C’è un uomo solo al comando del mercato: e’ Rafa Benitez

L’intervista che non ti aspetti. Oggi Il Mattino pubblica un’ampia intervista al presidente De Laurentiis. Purtroppo per loro, confesso di averla letta su Internet. E, forse per la prima volta, il numero uno del Napoli ha concesso un’intervista vera in cui ha parlato tanto di calcio e poco degli argomenti a lui cari.
È emerso ancora una volta, prepotente, l’astio nei confronti di Mazzarri. Tantissimi i riferimenti a lui. Quando dice che finalmente abbiamo un allenatore che parla più lingue, un allenatore che desidera una rosa ampia, che non ha paura di nominare la parola scudetto per timore poi di non riuscire a raggiungere l’obiettivo.

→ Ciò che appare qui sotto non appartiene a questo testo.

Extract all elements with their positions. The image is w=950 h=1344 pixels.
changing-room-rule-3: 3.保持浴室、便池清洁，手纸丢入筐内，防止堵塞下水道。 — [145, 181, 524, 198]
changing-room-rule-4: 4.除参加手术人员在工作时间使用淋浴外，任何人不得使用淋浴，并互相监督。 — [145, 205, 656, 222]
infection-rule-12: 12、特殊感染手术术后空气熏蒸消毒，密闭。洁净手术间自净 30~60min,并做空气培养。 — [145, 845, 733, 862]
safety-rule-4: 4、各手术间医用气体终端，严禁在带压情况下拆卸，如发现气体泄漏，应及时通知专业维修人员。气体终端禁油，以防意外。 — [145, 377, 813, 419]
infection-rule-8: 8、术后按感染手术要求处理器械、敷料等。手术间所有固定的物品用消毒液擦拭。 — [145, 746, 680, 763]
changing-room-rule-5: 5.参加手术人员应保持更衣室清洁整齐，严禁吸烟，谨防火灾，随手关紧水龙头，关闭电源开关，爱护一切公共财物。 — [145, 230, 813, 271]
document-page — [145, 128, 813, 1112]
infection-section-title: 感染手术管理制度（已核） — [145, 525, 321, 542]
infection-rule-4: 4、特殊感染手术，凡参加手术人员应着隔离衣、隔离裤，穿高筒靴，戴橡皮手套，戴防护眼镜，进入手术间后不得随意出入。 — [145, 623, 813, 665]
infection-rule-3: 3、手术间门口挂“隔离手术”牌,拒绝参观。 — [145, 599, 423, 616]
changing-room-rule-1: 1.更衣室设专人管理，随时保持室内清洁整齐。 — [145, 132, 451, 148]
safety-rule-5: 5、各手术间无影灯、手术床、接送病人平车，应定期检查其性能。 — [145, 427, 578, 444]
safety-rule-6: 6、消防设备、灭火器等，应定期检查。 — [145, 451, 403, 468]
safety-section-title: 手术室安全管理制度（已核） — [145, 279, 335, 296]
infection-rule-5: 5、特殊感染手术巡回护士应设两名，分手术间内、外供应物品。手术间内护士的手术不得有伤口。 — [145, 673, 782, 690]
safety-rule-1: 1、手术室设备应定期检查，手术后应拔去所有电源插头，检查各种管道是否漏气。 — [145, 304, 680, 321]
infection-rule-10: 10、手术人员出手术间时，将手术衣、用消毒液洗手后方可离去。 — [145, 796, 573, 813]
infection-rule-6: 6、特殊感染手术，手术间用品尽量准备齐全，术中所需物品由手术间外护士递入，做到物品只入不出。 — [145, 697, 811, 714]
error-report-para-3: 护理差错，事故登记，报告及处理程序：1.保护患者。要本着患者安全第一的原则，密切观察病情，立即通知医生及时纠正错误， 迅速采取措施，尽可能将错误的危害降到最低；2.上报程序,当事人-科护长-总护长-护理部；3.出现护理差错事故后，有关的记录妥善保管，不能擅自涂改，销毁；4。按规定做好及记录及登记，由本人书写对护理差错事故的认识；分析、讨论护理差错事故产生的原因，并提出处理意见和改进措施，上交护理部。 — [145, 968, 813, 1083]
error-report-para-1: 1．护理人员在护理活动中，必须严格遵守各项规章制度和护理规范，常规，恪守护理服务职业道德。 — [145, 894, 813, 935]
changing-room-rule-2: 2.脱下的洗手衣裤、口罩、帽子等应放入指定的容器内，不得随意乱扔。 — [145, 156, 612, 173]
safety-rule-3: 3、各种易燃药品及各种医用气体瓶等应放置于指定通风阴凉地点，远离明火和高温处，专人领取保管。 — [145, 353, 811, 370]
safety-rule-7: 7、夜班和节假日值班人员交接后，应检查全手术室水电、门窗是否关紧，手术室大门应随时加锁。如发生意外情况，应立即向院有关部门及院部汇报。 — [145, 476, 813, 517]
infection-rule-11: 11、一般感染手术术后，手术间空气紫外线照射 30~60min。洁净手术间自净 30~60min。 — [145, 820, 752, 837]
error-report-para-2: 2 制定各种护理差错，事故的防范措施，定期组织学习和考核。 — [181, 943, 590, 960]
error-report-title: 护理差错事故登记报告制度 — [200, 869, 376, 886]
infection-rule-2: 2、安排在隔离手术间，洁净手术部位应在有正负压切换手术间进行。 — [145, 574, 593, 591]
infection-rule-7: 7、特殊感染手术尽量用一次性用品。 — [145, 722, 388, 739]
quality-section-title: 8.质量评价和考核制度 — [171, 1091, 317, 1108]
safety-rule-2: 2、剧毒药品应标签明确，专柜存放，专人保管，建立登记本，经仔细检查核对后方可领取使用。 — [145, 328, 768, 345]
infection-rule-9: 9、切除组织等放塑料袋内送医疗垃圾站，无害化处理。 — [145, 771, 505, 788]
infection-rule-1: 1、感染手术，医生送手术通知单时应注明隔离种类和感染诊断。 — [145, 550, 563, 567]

Tanta e’ la fiducia che il presidente sembra riporre in Benitez. Ed e’ un ottimo segnale. Del resto e’ palese che sia il tecnico madrileno a fare la campagna acquisti. Non ce ne vogliano Bigon e il presidente, ma dubitiamo fortemente che fossero a conoscenza dell’esistenza di Albiol e Callejon. Poi in Spagna, a Madrid, ci sfottono per questi due acquisti ma questa e’ un ‘altra storia. Così come non ci è sfuggito che i due hanno lo stesso procuratore di Benitez. E non vorremmo che, ancora una volta, come successo in passato con Marino, la fiducia di De Laurentiis venisse mal riposta. Noi, ovviamente, non dubitiamo di Benitez (il nostro entusiasmo nei suoi confronti e’ stato giudicato persino eccessivo) ma tenere gli occhi aperti non ha mai fatto male a nessuno.
Molto meno interessante, invece, la conferenza via Twitter. Nella sessione mattutina (ce ne sarà una anche nel pomeriggio) di fatto non ha detto nulla. Ha scelto domande poco interessanti, come al solito.
Siamo a metà luglio e la squadra ancora non c’è. Sono stati effettuati quattro acquisti ma i ruoli chiave sono ancora scoperti. Compreso quello del portiere, visto che la trattativa Julio Cesar si sta rivelando più laboriosa del previsto. E se dovesse saltare sarebbe un duro colpo alla credibilita’ del progetto. La fiducia, o la speranza fate voi, resta alta, considerata anche la cifra che De Laurentiis ha detto di voler investire. Detto questo, spendere tanti soldi non equivale a spenderli bene. Il Napoli resta un cantiere ma stavolta non ci sono dubbi su chi guidi il cantiere e già è un passo avanti. Non assisteremo piu’ a scenette cone quella successiva all’acquisto di Vargas. Poi, certo, sara’ il campo a dirci se le scelte sono state giuste.